Hey I'm wondering if there is anything I can do about WiFi problems on my Droid 2. Basically WiFi will work for a period when I start using it, but after one or two tasks I lose a data connection. The weird thing is the icon on the status bar says I still have a connection, and when I go into settings WiFi is on and says connected to my network. Yet any app that uses data says no connection.

First, I don't think it's software related since I've had the same issue on different ROMs (though I could be wrong). Next it's not an issue with my router since other devices (including another Droid 2) can connect and stay connected with no issue.

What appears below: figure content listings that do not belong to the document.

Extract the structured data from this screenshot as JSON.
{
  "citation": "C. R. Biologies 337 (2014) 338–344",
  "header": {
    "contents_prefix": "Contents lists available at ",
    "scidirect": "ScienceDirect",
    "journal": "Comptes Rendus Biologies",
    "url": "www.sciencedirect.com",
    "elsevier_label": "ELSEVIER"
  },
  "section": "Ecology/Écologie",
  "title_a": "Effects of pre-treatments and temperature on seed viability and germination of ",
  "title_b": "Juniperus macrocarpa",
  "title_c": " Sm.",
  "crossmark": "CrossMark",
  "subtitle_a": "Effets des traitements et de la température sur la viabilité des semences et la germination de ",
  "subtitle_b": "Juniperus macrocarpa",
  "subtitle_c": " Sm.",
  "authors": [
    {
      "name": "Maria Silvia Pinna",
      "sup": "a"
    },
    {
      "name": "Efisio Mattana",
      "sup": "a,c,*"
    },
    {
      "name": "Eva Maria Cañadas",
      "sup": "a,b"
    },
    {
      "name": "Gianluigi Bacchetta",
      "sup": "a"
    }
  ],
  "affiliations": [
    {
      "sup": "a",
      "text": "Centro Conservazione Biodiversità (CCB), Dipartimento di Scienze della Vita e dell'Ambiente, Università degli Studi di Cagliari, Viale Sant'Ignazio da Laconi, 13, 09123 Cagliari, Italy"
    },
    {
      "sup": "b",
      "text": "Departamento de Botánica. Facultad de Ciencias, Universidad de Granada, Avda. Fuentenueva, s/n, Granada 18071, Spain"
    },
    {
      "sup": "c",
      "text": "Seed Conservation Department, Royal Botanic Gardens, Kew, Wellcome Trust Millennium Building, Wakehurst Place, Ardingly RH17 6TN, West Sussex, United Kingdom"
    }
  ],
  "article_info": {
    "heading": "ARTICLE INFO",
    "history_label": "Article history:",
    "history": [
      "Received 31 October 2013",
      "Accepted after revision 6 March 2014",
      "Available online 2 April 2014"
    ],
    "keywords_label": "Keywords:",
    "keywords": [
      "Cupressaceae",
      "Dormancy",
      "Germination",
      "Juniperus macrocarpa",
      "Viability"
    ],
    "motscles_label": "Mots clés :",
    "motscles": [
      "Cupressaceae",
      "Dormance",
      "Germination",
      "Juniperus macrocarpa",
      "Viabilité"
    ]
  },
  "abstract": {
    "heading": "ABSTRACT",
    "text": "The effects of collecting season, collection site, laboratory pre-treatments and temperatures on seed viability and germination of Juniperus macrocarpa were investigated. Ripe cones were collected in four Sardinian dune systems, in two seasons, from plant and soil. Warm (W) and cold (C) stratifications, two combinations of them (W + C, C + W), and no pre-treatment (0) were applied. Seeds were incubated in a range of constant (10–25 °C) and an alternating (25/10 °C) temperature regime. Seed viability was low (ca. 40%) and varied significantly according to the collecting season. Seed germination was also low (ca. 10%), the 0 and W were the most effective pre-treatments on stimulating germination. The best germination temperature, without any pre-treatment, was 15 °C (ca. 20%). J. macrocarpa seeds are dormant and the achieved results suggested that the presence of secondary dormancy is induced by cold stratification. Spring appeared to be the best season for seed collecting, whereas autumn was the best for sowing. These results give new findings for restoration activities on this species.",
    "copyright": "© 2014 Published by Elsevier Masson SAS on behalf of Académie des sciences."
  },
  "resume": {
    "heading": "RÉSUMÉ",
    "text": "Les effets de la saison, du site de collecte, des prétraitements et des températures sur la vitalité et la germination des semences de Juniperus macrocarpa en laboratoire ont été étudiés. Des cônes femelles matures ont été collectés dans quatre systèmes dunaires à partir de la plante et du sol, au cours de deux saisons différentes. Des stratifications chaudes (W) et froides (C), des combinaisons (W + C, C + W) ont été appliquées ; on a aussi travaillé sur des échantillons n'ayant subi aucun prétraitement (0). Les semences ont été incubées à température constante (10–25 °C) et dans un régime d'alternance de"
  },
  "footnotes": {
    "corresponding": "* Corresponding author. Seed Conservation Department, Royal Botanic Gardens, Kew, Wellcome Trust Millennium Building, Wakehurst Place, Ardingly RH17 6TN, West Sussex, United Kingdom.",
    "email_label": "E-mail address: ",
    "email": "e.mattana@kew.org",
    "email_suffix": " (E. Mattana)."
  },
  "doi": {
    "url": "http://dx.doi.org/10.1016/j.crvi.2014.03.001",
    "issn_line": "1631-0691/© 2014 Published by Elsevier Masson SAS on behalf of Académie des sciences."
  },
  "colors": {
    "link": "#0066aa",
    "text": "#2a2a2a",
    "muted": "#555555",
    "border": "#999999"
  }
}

So this leads me to think it might be hardware related. However I'm open to suggestions and theories. If you've had a similar issue and/or the fix then I'd be interested to hear what your experience was/is.

Sent from my DROID2


----------



## joeblow789 (Oct 8, 2011)

If you haven't already, try one of the two builds in the last few pages here, either Nis' July 19th build or Taichi's December 15th build. Both have a workaround built in to fix what's referred to as "sticky settings". Honestly, that doesn't sound like your problem, but maybe it's related or maybe there's other fixes baked in for your problem. I'll also say that Nis previously reported his wifi was fried, so apparently that can happen.


----------



## csturgeon80 (Jan 6, 2012)

Mine does the same thing... quickest simplest fix is to assign a static ip...seems to only screw up when the server/router is trying to assign the d2g its LAN IP..

Sent from my DROID2 GLOBAL using RootzWiki


----------



## ambrown (Dec 11, 2012)

I did find an app, WiFi Fixer, that has seemed helpful. It still disconnects for no apparent reason, but it seems to do so less regularly so at least I'm not always pulling my hair out.

I'll have to try your suggestions though and see if I get a better fix though.

Sent from my DROID2 using Tapatalk 2


----------



## Xplorer4x4 (Jul 15, 2011)

Does it disconnect when the phone falls a sleep?


----------



## ambrown (Dec 11, 2012)

Xplorer4x4 said:


> Does it disconnect when the phone falls a sleep?


No, strangely sleep/locking the screen does not affect WiFi. It's always WHILE I'm using it that the problem occurs. About the only fix that seems to work is turning WiFi off and then on again manually. WiFi Fixer will do this automatically, but sometimes it's simply faster to do it myself.

Sent from my DROID2 using Tapatalk 2


----------